南羌轻蔑傲气道:“就凭你们几个小喽啰,也想困着爷爷我。”
南羌短剑剑还没出鞘,一路出去就放倒一片,这赌坊里老板急了眼,指着屋里小厮:“还不快去!”
小厮一走,屋里看着的人就只剩赌坊老板和那猴嘴尖腮的人,胆大长得魁梧不怕死的,揣子一袋银子就趁乱跑了出去。

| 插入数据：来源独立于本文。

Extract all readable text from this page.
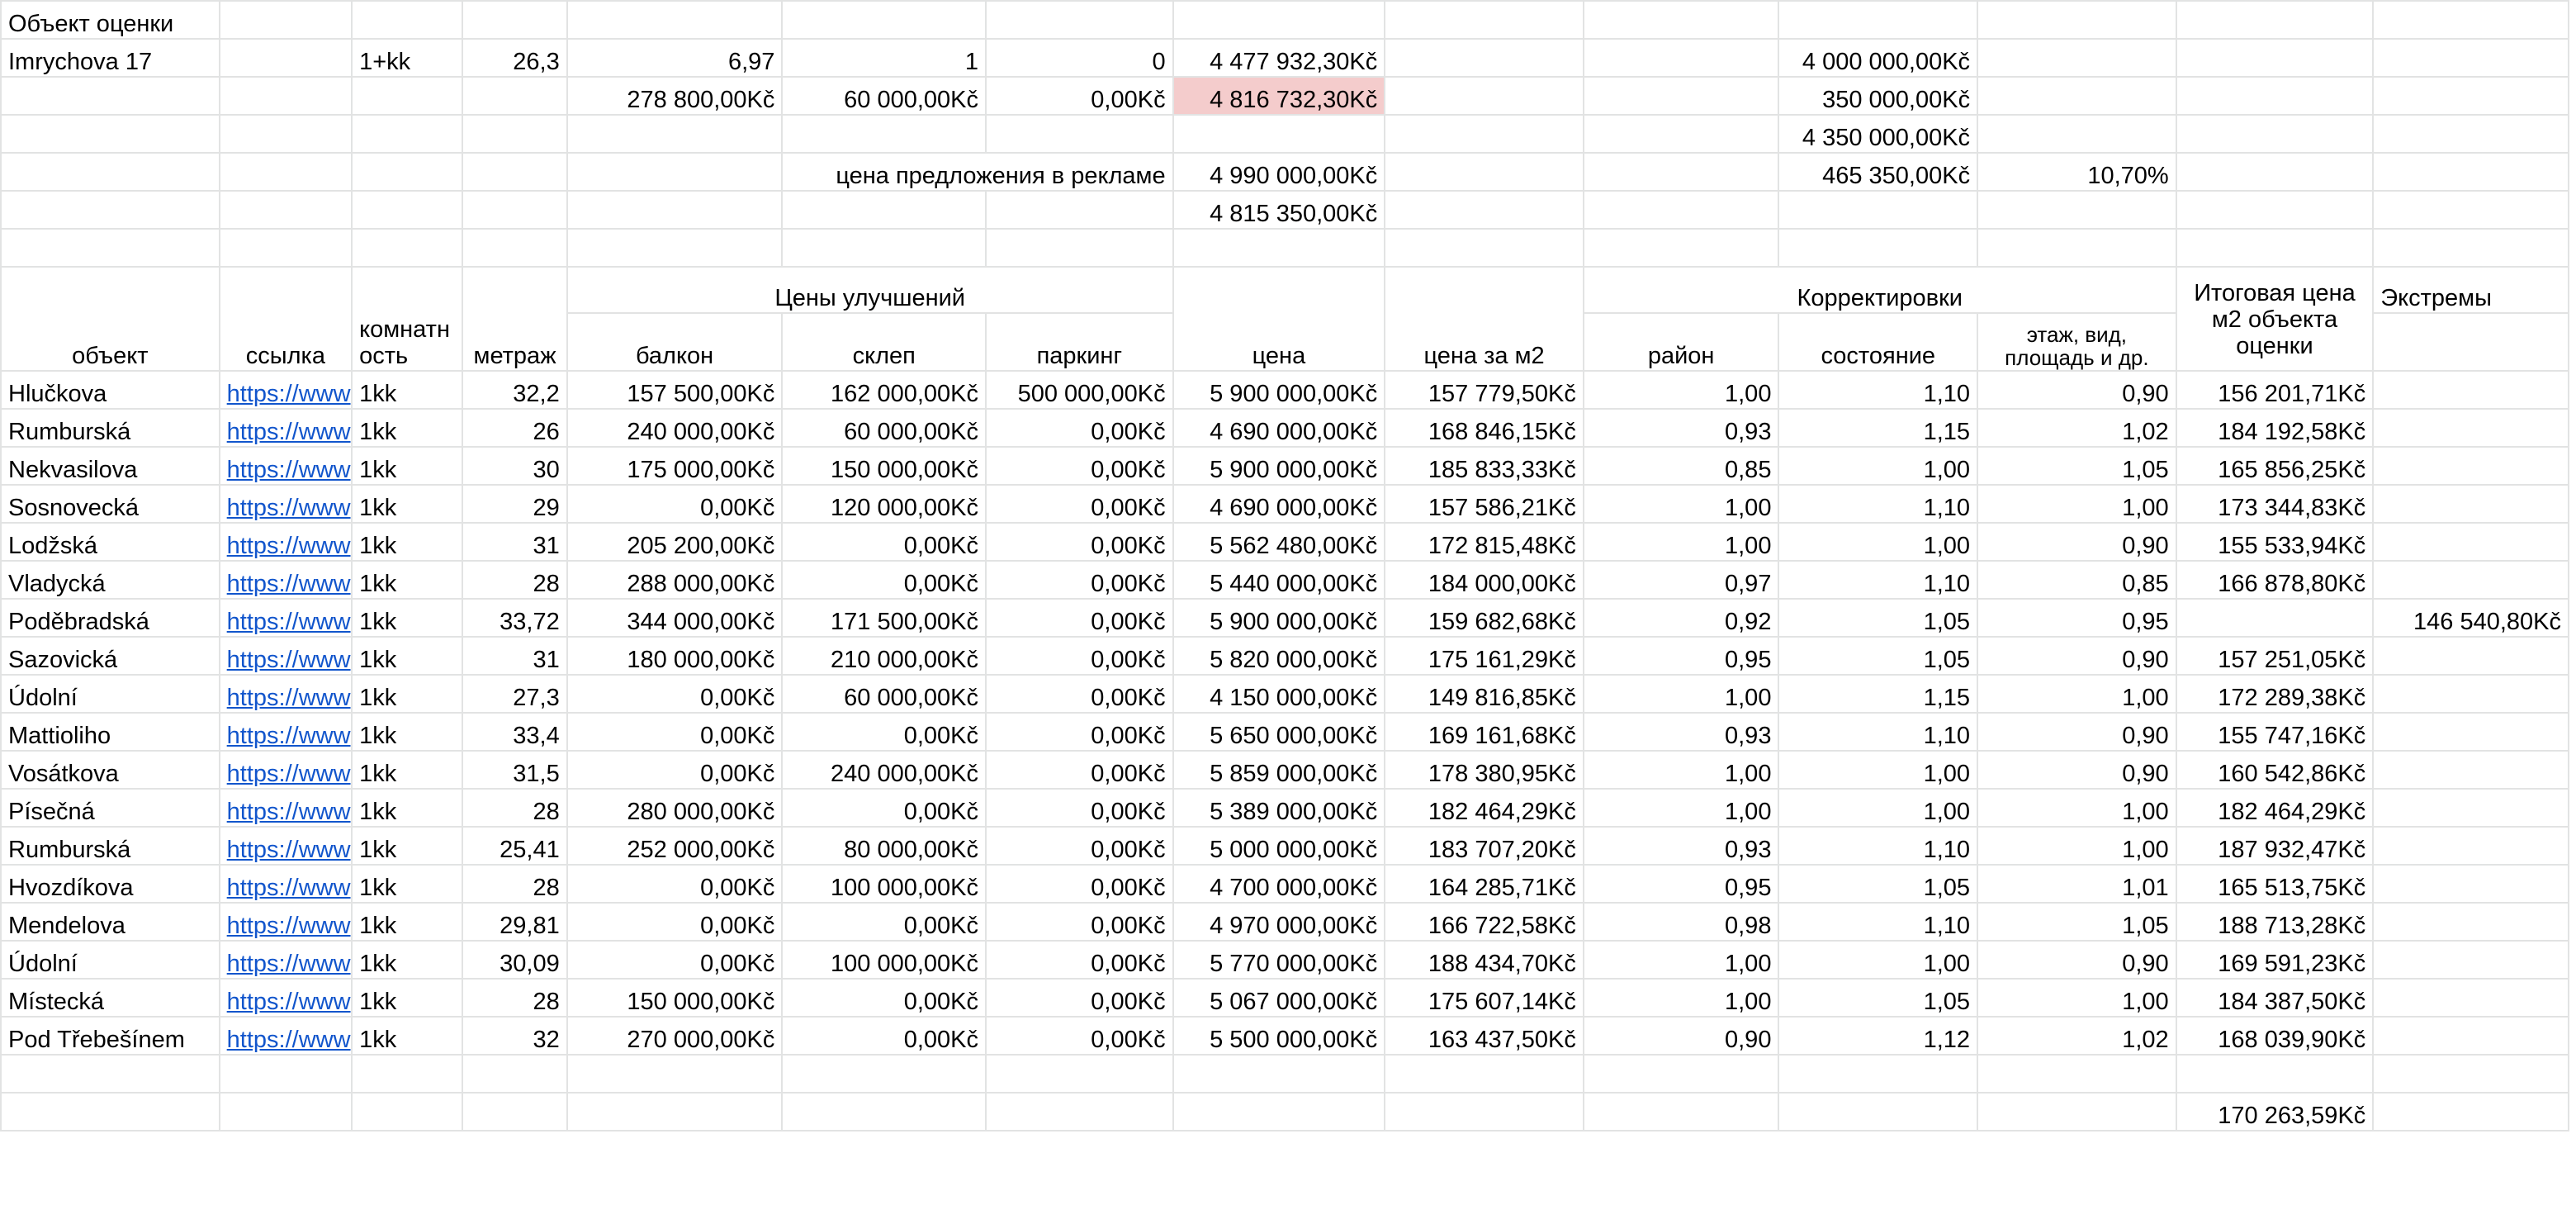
Объект оценки													
Imrychova 17		1+kk	26,3	6,97	1	0	4 477 932,30Kč			4 000 000,00Kč			
				278 800,00Kč	60 000,00Kč	0,00Kč	4 816 732,30Kč			350 000,00Kč			
										4 350 000,00Kč			
					цена предложения в рекламе		4 990 000,00Kč			465 350,00Kč	10,70%		
							4 815 350,00Kč						

объект	ссылка	комнатность	метраж	Цены улучшений			цена	цена за м2	Корректировки			Итоговая цена м2 объекта оценки	Экстремы
				балкон	склеп	паркинг			район	состояние	этаж, вид, площадь и др.		
Hlučkova	https://www	1kk	32,2	157 500,00Kč	162 000,00Kč	500 000,00Kč	5 900 000,00Kč	157 779,50Kč	1,00	1,10	0,90	156 201,71Kč	
Rumburská	https://www	1kk	26	240 000,00Kč	60 000,00Kč	0,00Kč	4 690 000,00Kč	168 846,15Kč	0,93	1,15	1,02	184 192,58Kč	
Nekvasilova	https://www	1kk	30	175 000,00Kč	150 000,00Kč	0,00Kč	5 900 000,00Kč	185 833,33Kč	0,85	1,00	1,05	165 856,25Kč	
Sosnovecká	https://www	1kk	29	0,00Kč	120 000,00Kč	0,00Kč	4 690 000,00Kč	157 586,21Kč	1,00	1,10	1,00	173 344,83Kč	
Lodžská	https://www	1kk	31	205 200,00Kč	0,00Kč	0,00Kč	5 562 480,00Kč	172 815,48Kč	1,00	1,00	0,90	155 533,94Kč	
Vladycká	https://www	1kk	28	288 000,00Kč	0,00Kč	0,00Kč	5 440 000,00Kč	184 000,00Kč	0,97	1,10	0,85	166 878,80Kč	
Poděbradská	https://www	1kk	33,72	344 000,00Kč	171 500,00Kč	0,00Kč	5 900 000,00Kč	159 682,68Kč	0,92	1,05	0,95		146 540,80Kč
Sazovická	https://www	1kk	31	180 000,00Kč	210 000,00Kč	0,00Kč	5 820 000,00Kč	175 161,29Kč	0,95	1,05	0,90	157 251,05Kč	
Údolní	https://www	1kk	27,3	0,00Kč	60 000,00Kč	0,00Kč	4 150 000,00Kč	149 816,85Kč	1,00	1,15	1,00	172 289,38Kč	
Mattioliho	https://www	1kk	33,4	0,00Kč	0,00Kč	0,00Kč	5 650 000,00Kč	169 161,68Kč	0,93	1,10	0,90	155 747,16Kč	
Vosátkova	https://www	1kk	31,5	0,00Kč	240 000,00Kč	0,00Kč	5 859 000,00Kč	178 380,95Kč	1,00	1,00	0,90	160 542,86Kč	
Písečná	https://www	1kk	28	280 000,00Kč	0,00Kč	0,00Kč	5 389 000,00Kč	182 464,29Kč	1,00	1,00	1,00	182 464,29Kč	
Rumburská	https://www	1kk	25,41	252 000,00Kč	80 000,00Kč	0,00Kč	5 000 000,00Kč	183 707,20Kč	0,93	1,10	1,00	187 932,47Kč	
Hvozdíkova	https://www	1kk	28	0,00Kč	100 000,00Kč	0,00Kč	4 700 000,00Kč	164 285,71Kč	0,95	1,05	1,01	165 513,75Kč	
Mendelova	https://www	1kk	29,81	0,00Kč	0,00Kč	0,00Kč	4 970 000,00Kč	166 722,58Kč	0,98	1,10	1,05	188 713,28Kč	
Údolní	https://www	1kk	30,09	0,00Kč	100 000,00Kč	0,00Kč	5 770 000,00Kč	188 434,70Kč	1,00	1,00	0,90	169 591,23Kč	
Místecká	https://www	1kk	28	150 000,00Kč	0,00Kč	0,00Kč	5 067 000,00Kč	175 607,14Kč	1,00	1,05	1,00	184 387,50Kč	
Pod Třebešínem	https://www	1kk	32	270 000,00Kč	0,00Kč	0,00Kč	5 500 000,00Kč	163 437,50Kč	0,90	1,12	1,02	168 039,90Kč	

												170 263,59Kč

这一下赌坊一下乱成了套,瓷器乒乓作响,一群黑压压的人涌出门外。
就连那没什么力气,瘦骨嶙峋病怏怏的邋遢老汉也混了出去。
屋外巷子赌坊小厮横七竖八躺着,呻吟声不断。
南羌踩在一个小厮脑袋上,一脚踹倒小厮,翻墙扬长而去。
南羌满载而归,满面红光,怀清心里咯噔一下。
南羌拿出怀里的那袋沉甸甸的银子,在怀清跟前晃了晃。
“早知道这银子这么容易得手,我早去了。”
南羌像是大功臣归来,躺在门阶上,白芷满眼放光的跑回来给南羌揉腿捶肩。
“我不是让你去去探探情况吗?你这银子哪来的?”怀清打开钱袋子,大约看了一眼,应该有百两。
“你去抢了?”
南羌一小腿搭在另外小腿上:“这是我赢来的。”南羌半闭着眼睛:“白芷,收拾收拾,等会咋们去住京都最贵的客栈,吃京都最好吃的美酒佳肴。”
怀清抬眉:“你才出去一个时辰就赢了这么多?”
白芷倨傲昂着脸道:“我家公子,人称赌场鬼见愁。这赢几把银子,还是小事一桩。”
在南淮,哪家赌坊都被南羌赢怕了。只要见着南羌,这关门闭户的动作一气呵成。
南羌也不是真有不衰的运气,只要是出老千的伎俩太高。
至少目前打遍天下无敌手,逢赌必赢。